Like most members of her generation, 23-year-old Ausland is keenly aware of the climate crisis. While Free The Ocean is designed to allow users to make an impact quickly and easily, Ausland’s hope is that the website will inspire people to reduce their plastic consumption and push for legislation that keeps plastic from ending up in the ocean in the first place.
Ausland, now a Santa Monica resident, is uniquely prepared to embark on that mission. At 23, she already has more than a decade of experience in nonprofit work.
When she was 11 years old, Ausland started a click-t0-donate website called freekibble.com with the help of her parents to help feed shelter animals in her hometown of Bend, Oregon. The website quickly attracted media attention and a sponsor company, and has since donated more than 24 million meals to homeless dogs and cats around the country.
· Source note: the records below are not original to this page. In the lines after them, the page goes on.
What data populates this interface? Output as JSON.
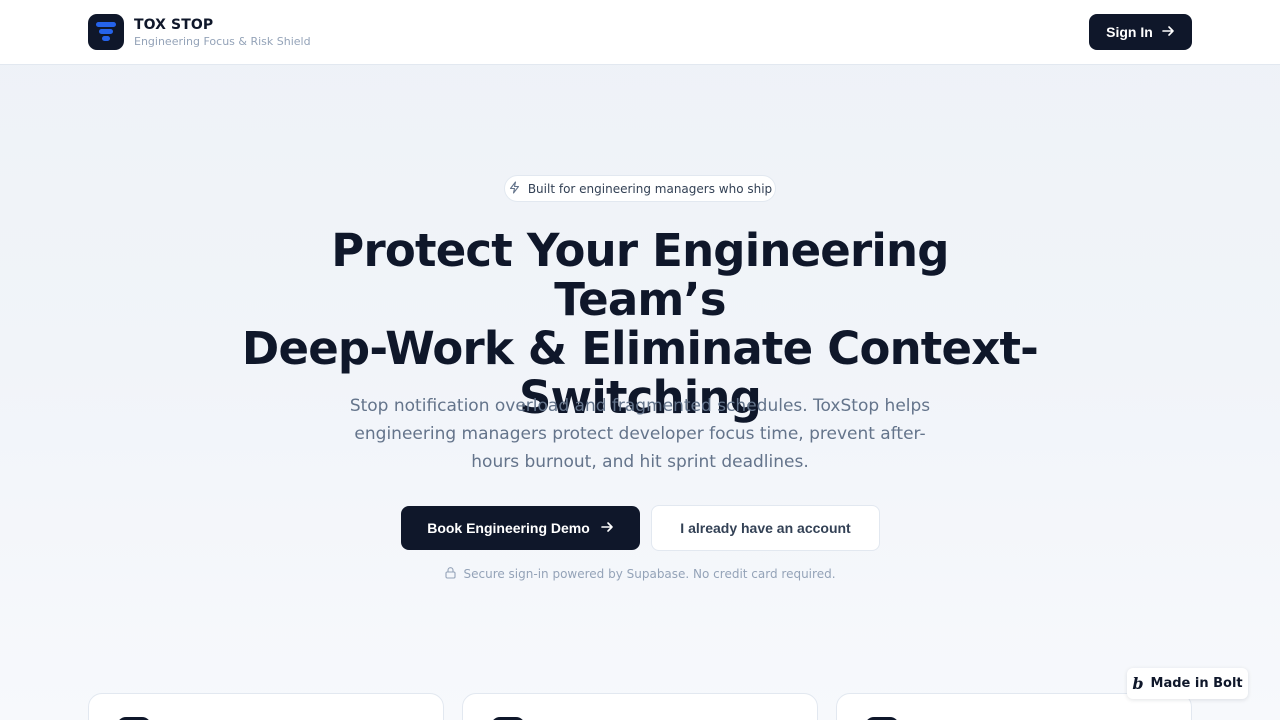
{
  "header": {
    "brand_name": "TOX STOP",
    "brand_tagline": "Engineering Focus & Risk Shield",
    "signin_label": "Sign In",
    "signin_icon": "arrow-right-icon"
  },
  "hero": {
    "badge_icon": "lightning-icon",
    "badge_text": "Built for engineering managers who ship",
    "title_line1": "Protect Your Engineering Team’s",
    "title_line2": "Deep-Work & Eliminate Context-",
    "title_line3": "Switching",
    "subtitle": "Stop notification overload and fragmented schedules. ToxStop helps engineering managers protect developer focus time, prevent after-hours burnout, and hit sprint deadlines.",
    "primary_cta": "Book Engineering Demo",
    "secondary_cta": "I already have an account",
    "secure_icon": "lock-icon",
    "secure_text": "Secure sign-in powered by Supabase. No credit card required."
  },
  "badge_widget": {
    "logo_glyph": "b",
    "label": "Made in Bolt"
  },
  "colors": {
    "primary": "#0f172a",
    "accent": "#2563eb",
    "muted_text": "#64748b",
    "border": "#e2e8f0"
  }
}
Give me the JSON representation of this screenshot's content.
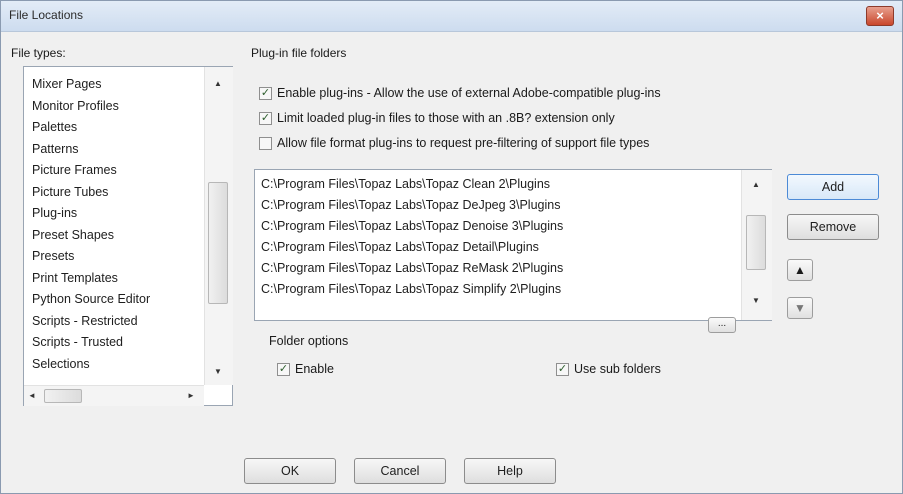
{
  "window": {
    "title": "File Locations",
    "close_glyph": "×"
  },
  "file_types": {
    "label": "File types:",
    "items": [
      "Mixer Pages",
      "Monitor Profiles",
      "Palettes",
      "Patterns",
      "Picture Frames",
      "Picture Tubes",
      "Plug-ins",
      "Preset Shapes",
      "Presets",
      "Print Templates",
      "Python Source Editor",
      "Scripts - Restricted",
      "Scripts - Trusted",
      "Selections"
    ]
  },
  "plugin": {
    "section_label": "Plug-in file folders",
    "checkboxes": [
      {
        "label": "Enable plug-ins - Allow the use of external Adobe-compatible plug-ins",
        "checked": true
      },
      {
        "label": "Limit loaded plug-in files to those with an .8B? extension only",
        "checked": true
      },
      {
        "label": "Allow file format plug-ins to request pre-filtering of support file types",
        "checked": false
      }
    ],
    "folders": [
      "C:\\Program Files\\Topaz Labs\\Topaz Clean 2\\Plugins",
      "C:\\Program Files\\Topaz Labs\\Topaz DeJpeg 3\\Plugins",
      "C:\\Program Files\\Topaz Labs\\Topaz Denoise 3\\Plugins",
      "C:\\Program Files\\Topaz Labs\\Topaz Detail\\Plugins",
      "C:\\Program Files\\Topaz Labs\\Topaz ReMask 2\\Plugins",
      "C:\\Program Files\\Topaz Labs\\Topaz Simplify 2\\Plugins"
    ],
    "folder_options_label": "Folder options",
    "enable_label": "Enable",
    "subfolders_label": "Use sub folders",
    "check_glyph": "✓",
    "browse_glyph": "..."
  },
  "side_buttons": {
    "add": "Add",
    "remove": "Remove",
    "up": "▲",
    "down": "▼"
  },
  "footer": {
    "ok": "OK",
    "cancel": "Cancel",
    "help": "Help"
  },
  "scroll_glyphs": {
    "up": "▲",
    "down": "▼",
    "left": "◄",
    "right": "►"
  }
}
Ausland was serving was the face of Freekibble, but she was also learning what goes on behind the scenes of a click-to-donate website. Today, Ausland leans on that knowledge to handle the day-to-day operations of Free The Ocean — with advice from her father, Kelly, a business consultant, and help from Mittun, a Santa Monica-based website provider for nonprofits.
“I worked with her closely on the tech part of it, but it’s completely guided by her in approach and voice,” Kelly Ausland said. “She’s true to her purpose and I think people respond to the authenticity of that.”
In the roughly 40 days since Free The Ocean launched, it has generated enough revenue to remove more than 500,000 pieces of plastic from the ocean.
Equally important is the education that Free The Ocean provides those hundreds of thousands of unique users, said Rafael Bergstrom, executive director of Sustainable Coastlines Hawai’i. In addition to the trivia questions users answer, the website also includes a list of 10 things people can do to reduce their plastic consumption and a broad overview of the plastic issue.
“Free The Ocean will create a much larger awareness of plastic pollution, which is crucial because the solution to the problem really lies in stopping the pollution at its source, which requires changing consumer habits, policy and business decisions,” he said.
Bergstrom said he admires Millennials like Ausland who are dedicating their youth to addressing climate and environmental crises.
“It shows an understanding of how dire these situations are. When I was 23, I didn’t have that much foresight,” he said.
Ausland said her initial goals for Free The Ocean are removing one million pieces of plastic and reaching 50,000 daily users.
She’s also hard at work finding ways to retain an active community of users. Incentives to keep coming back to the site include a leaderboard of how many pieces of plastic users have removed and photos of Sustainable Coastlines Hawai’i’s cleanups — and in the future, top users may be flown out to join the cleanups.
“I want people to be able to see the impact they make,” Ausland said.